In December last year, FATF pointed out “serious shortcomings” in Turkey’s approach towards combating money laundering and terrorist financing. The FATF had then warned Turkey that it could get added to the international “grey list”, a move that can lead to some painful consequences for Turkey’s troubled economy.
FATF must have been guided by everything that Turkey was doing in Syria last year. Turkish President Erdoğan’s relationship with the ISIS is an open secret. Last year, Turkey’s Jihadist proxies even carried out a brutal assault into Northeast Syria against the Kurdish fighters. The Turkish assault was more or less aimed at helping ISIS prisoners located in the region.
Nevertheless, what should be of significant interest to the FATF is the fact that the Turkish Intelligence service, MIT has been providing resources and material assistance to the ISIS since 2012. Of course, such covert support cannot be coming without any financial embezzlement and violation of terror financing norms.
Even the United States has continuously raised the issue of indiscriminate Turkish financing to the ISIS. Last year, new American sanctions were also imposed on Islamic State (ISIS) operatives based in Turkey that once again brought up the issue of Ankara’s complacency in cracking down on terror-financing networks. Yet, the Turkish government has not shown the will to combat terror funding networks.
When FATF warned Turkey last year, it was more or less concerned with Ankara’s funding of ISIS fighters and proxies involved in the Syrian civil war. But over the past one year, Turkey’s terror financing networks have expanded to many other parts of the world.
Indian security agencies have been reportedly concerned about Turkey funding anti-India activities, using Pakistani terror groups to foment trouble in India and creating a strong base for ISIS influence in India. Turkey is therefore joining hands with Pakistan to create a combined terrorist front against India. Turkey wants to get as deeply involved in financing terror groups in South Asia as Pakistan itself.
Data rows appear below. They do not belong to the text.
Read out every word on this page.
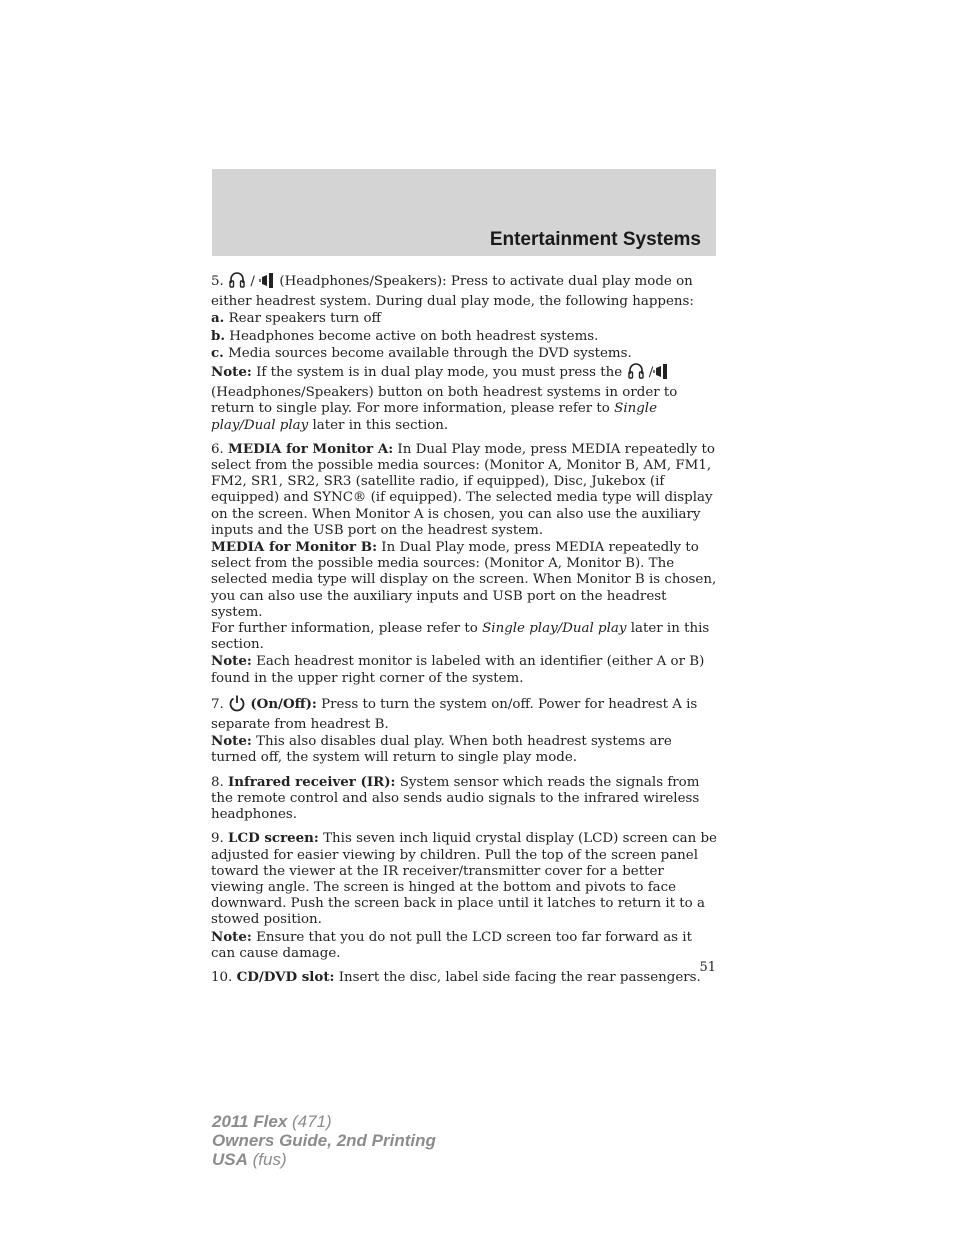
Entertainment Systems

5. /  (Headphones/Speakers): Press to activate dual play mode on either headrest system. During dual play mode, the following happens:

a. Rear speakers turn off

b. Headphones become active on both headrest systems.

c. Media sources become available through the DVD systems.

Note: If the system is in dual play mode, you must press the  / (Headphones/Speakers) button on both headrest systems in order to return to single play. For more information, please refer to Single play/Dual play later in this section.

6. MEDIA for Monitor A: In Dual Play mode, press MEDIA repeatedly to select from the possible media sources: (Monitor A, Monitor B, AM, FM1, FM2, SR1, SR2, SR3 (satellite radio, if equipped), Disc, Jukebox (if equipped) and SYNC® (if equipped). The selected media type will display on the screen. When Monitor A is chosen, you can also use the auxiliary inputs and the USB port on the headrest system.

MEDIA for Monitor B: In Dual Play mode, press MEDIA repeatedly to select from the possible media sources: (Monitor A, Monitor B). The selected media type will display on the screen. When Monitor B is chosen, you can also use the auxiliary inputs and USB port on the headrest system.

For further information, please refer to Single play/Dual play later in this section.

Note: Each headrest monitor is labeled with an identifier (either A or B) found in the upper right corner of the system.

7. (On/Off): Press to turn the system on/off. Power for headrest A is separate from headrest B.

Note: This also disables dual play. When both headrest systems are turned off, the system will return to single play mode.

8. Infrared receiver (IR): System sensor which reads the signals from the remote control and also sends audio signals to the infrared wireless headphones.

9. LCD screen: This seven inch liquid crystal display (LCD) screen can be adjusted for easier viewing by children. Pull the top of the screen panel toward the viewer at the IR receiver/transmitter cover for a better viewing angle. The screen is hinged at the bottom and pivots to face downward. Push the screen back in place until it latches to return it to a stowed position.

Note: Ensure that you do not pull the LCD screen too far forward as it can cause damage.

10. CD/DVD slot: Insert the disc, label side facing the rear passengers.

51
2011 Flex (471)
Owners Guide, 2nd Printing
USA (fus)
Turkey is unapologetically using Syrian refugees and fighters as terrorist agents in its own armed conflicts in Libya and the disputed South Caucasus region of Nagorno-Karabakh between Armenia and Azerbaijan. Turkey is creating a robust international terror financing network as an instrument of foreign policy. As such Ankara is blatantly violating the anti-terror financing benchmarks created by the FATF.
Turkey’s foreign policy itself relies on using Syrian refugees and fighters as mercenaries and proxy militias. Turkey is of course harbouring and manufacturing radicalised fighters that disturb not only the Middle East but also other parts of the world like Europe. Except probably Pakistan, there is no other country whose terror funding goes as far as Turkey’s.
And as such Syria is no longer the only issue concerning terror financing. Led by an Islamist radical President, Turkey also wants to start financing terror modules in other parts of the world like South Asia. And therefore, Turkey is virtually the biggest threat to the world peace in terms of the terror threat associated with it. Ankara has been given a long rope thus far. And now is the time for the FATF to crack down on Turkey, or else the Islamist regime will keep expanding its terror financing network.